太陽製菓というお菓子のメーカーの買収話やミカドホテルのMBOの話など、企業買収がこの巻で本格化してきており、わくわくしながら読んだ。

 

同族経営は経営者たちにとっては経営がしやすかったり利益を一族で分け合えたりというメリットがあるが、客観的に見ると権力に固執していたり築いてきたものを手放せなかったりと見苦しい部分も多く見受けられた。

 

人間は感情で動くという話を聞いたことがあるが、今回も買収を防ぐために同業他社を巻き込んで本来の買収額より60億円以上もホライズンに出させたというのは、旧経営陣の執念を感じた。

 

一方でミカドホテルは経営危機の局面に立たされていた。打開するためには社長である実の父を追放しなければならない。芝野に相談という形を取るが、実は追放の青写真は出来上がっていて、そのシナリオの助けをしてほしいとお願いする辺りはしびれました。

 

芝野という男は誰にも優しく、誠意をもって人と接しているように感じた。
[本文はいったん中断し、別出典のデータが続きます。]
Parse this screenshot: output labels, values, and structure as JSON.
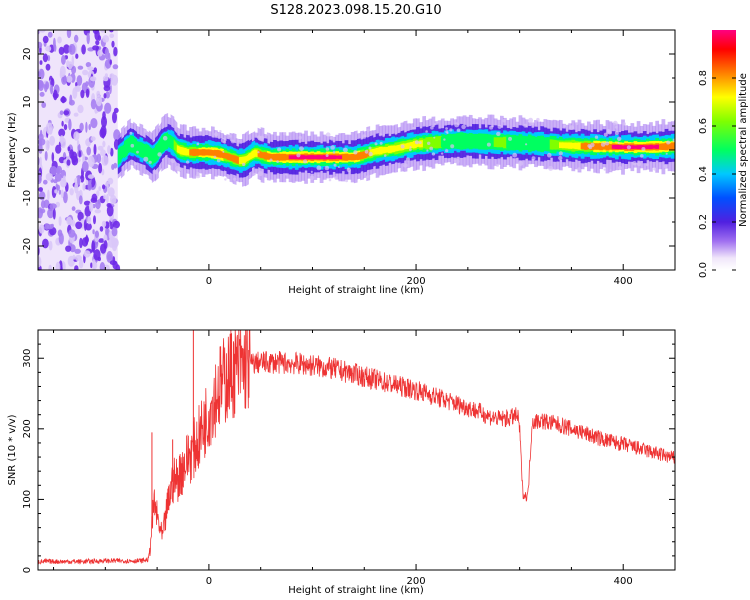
{
  "title": "S128.2023.098.15.20.G10",
  "chart_data": [
    {
      "type": "heatmap",
      "xlabel": "Height of straight line (km)",
      "ylabel": "Frequency (Hz)",
      "xlim": [
        -165,
        450
      ],
      "ylim": [
        -25,
        25
      ],
      "xticks": [
        "0",
        "200",
        "400"
      ],
      "yticks": [
        "-20",
        "-10",
        "0",
        "10",
        "20"
      ],
      "colorbar": {
        "label": "Normalized spectral amplitude",
        "range": [
          0,
          1
        ],
        "ticks": [
          "0.0",
          "0.2",
          "0.4",
          "0.6",
          "0.8"
        ]
      },
      "noise_region_x": [
        -165,
        -88
      ],
      "ridge_frequency": {
        "x": [
          -88,
          -80,
          -75,
          -70,
          -65,
          -60,
          -55,
          -50,
          -45,
          -40,
          -35,
          -30,
          -20,
          -10,
          0,
          10,
          20,
          30,
          35,
          40,
          45,
          50,
          60,
          80,
          100,
          120,
          140,
          150,
          160,
          170,
          180,
          190,
          200,
          220,
          240,
          260,
          280,
          300,
          320,
          340,
          360,
          380,
          400,
          420,
          440,
          450
        ],
        "y": [
          -1.5,
          0.5,
          1.5,
          0.5,
          0,
          -0.5,
          -1.5,
          -0.5,
          1.5,
          2,
          1.5,
          0,
          -0.5,
          -0.5,
          -0.5,
          -0.8,
          -1.5,
          -2.3,
          -2,
          -1.2,
          -0.5,
          -1,
          -1.5,
          -1.5,
          -1.5,
          -1.5,
          -1.5,
          -1,
          -0.3,
          0,
          0.3,
          0.8,
          1.2,
          1.6,
          1.9,
          1.8,
          1.6,
          1.5,
          1.3,
          1.0,
          0.8,
          0.7,
          0.6,
          0.6,
          0.7,
          0.8
        ]
      },
      "ridge_amplitude": {
        "x": [
          -88,
          -60,
          -40,
          -20,
          0,
          20,
          40,
          60,
          100,
          140,
          160,
          180,
          200,
          240,
          280,
          320,
          360,
          400,
          450
        ],
        "y": [
          0.35,
          0.55,
          0.7,
          0.9,
          0.95,
          0.9,
          0.85,
          0.95,
          1.0,
          0.95,
          0.85,
          0.8,
          0.8,
          0.7,
          0.75,
          0.7,
          0.9,
          1.0,
          0.95
        ]
      }
    },
    {
      "type": "line",
      "xlabel": "Height of straight line (km)",
      "ylabel": "SNR (10 * v/v)",
      "xlim": [
        -165,
        450
      ],
      "ylim": [
        0,
        340
      ],
      "xticks": [
        "0",
        "200",
        "400"
      ],
      "yticks": [
        "0",
        "100",
        "200",
        "300"
      ],
      "color": "#ee3333",
      "series": [
        {
          "x": [
            -165,
            -140,
            -120,
            -100,
            -80,
            -65,
            -58,
            -55,
            -53,
            -50,
            -45,
            -40,
            -35,
            -30,
            -25,
            -20,
            -15,
            -10,
            -5,
            0,
            5,
            10,
            15,
            20,
            30,
            40,
            50,
            60,
            80,
            100,
            120,
            140,
            160,
            180,
            200,
            220,
            240,
            260,
            270,
            280,
            290,
            295,
            298,
            300,
            303,
            305,
            308,
            312,
            320,
            340,
            360,
            380,
            400,
            420,
            440,
            450
          ],
          "y": [
            12,
            12,
            12,
            13,
            13,
            13,
            15,
            60,
            95,
            75,
            45,
            90,
            125,
            130,
            145,
            160,
            170,
            185,
            205,
            225,
            245,
            258,
            268,
            278,
            288,
            292,
            294,
            294,
            293,
            290,
            285,
            278,
            270,
            262,
            255,
            245,
            235,
            225,
            218,
            214,
            215,
            218,
            218,
            200,
            110,
            105,
            105,
            210,
            212,
            205,
            195,
            185,
            178,
            170,
            162,
            158
          ]
        }
      ],
      "spikes": [
        {
          "x": -55,
          "y": 195
        },
        {
          "x": -35,
          "y": 185
        },
        {
          "x": -15,
          "y": 340
        }
      ]
    }
  ]
}
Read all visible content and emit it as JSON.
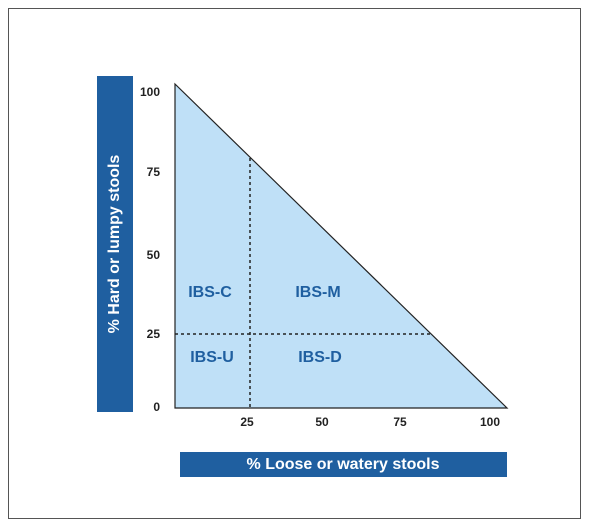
{
  "y_axis_label": "% Hard or lumpy stools",
  "x_axis_label": "% Loose or watery stools",
  "y_ticks": [
    "100",
    "75",
    "50",
    "25",
    "0"
  ],
  "x_ticks": [
    "25",
    "50",
    "75",
    "100"
  ],
  "regions": {
    "constipation": "IBS-C",
    "mixed": "IBS-M",
    "unclassified": "IBS-U",
    "diarrhea": "IBS-D"
  }
}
飄々としながらも自分の言いたいことはしっかりと伝えてぶれない強さを持ち、それが元上司の飯島から頼られる要因となっているのだろう。

 

そして終盤では鷲津の父が自殺した真相を究明する中で芝野、飯島との絡みにたまらなく惹き付けられた。父は三葉銀行の闇をつかんでいたのだ。鷲津はそれを明らかにして二人に詰め寄った。

 

闇を暴いたことで後に日本を1年間も離れなければならなかったが、息子の復讐劇なる!という結末を迎えたのはスッキリとした読後感となった。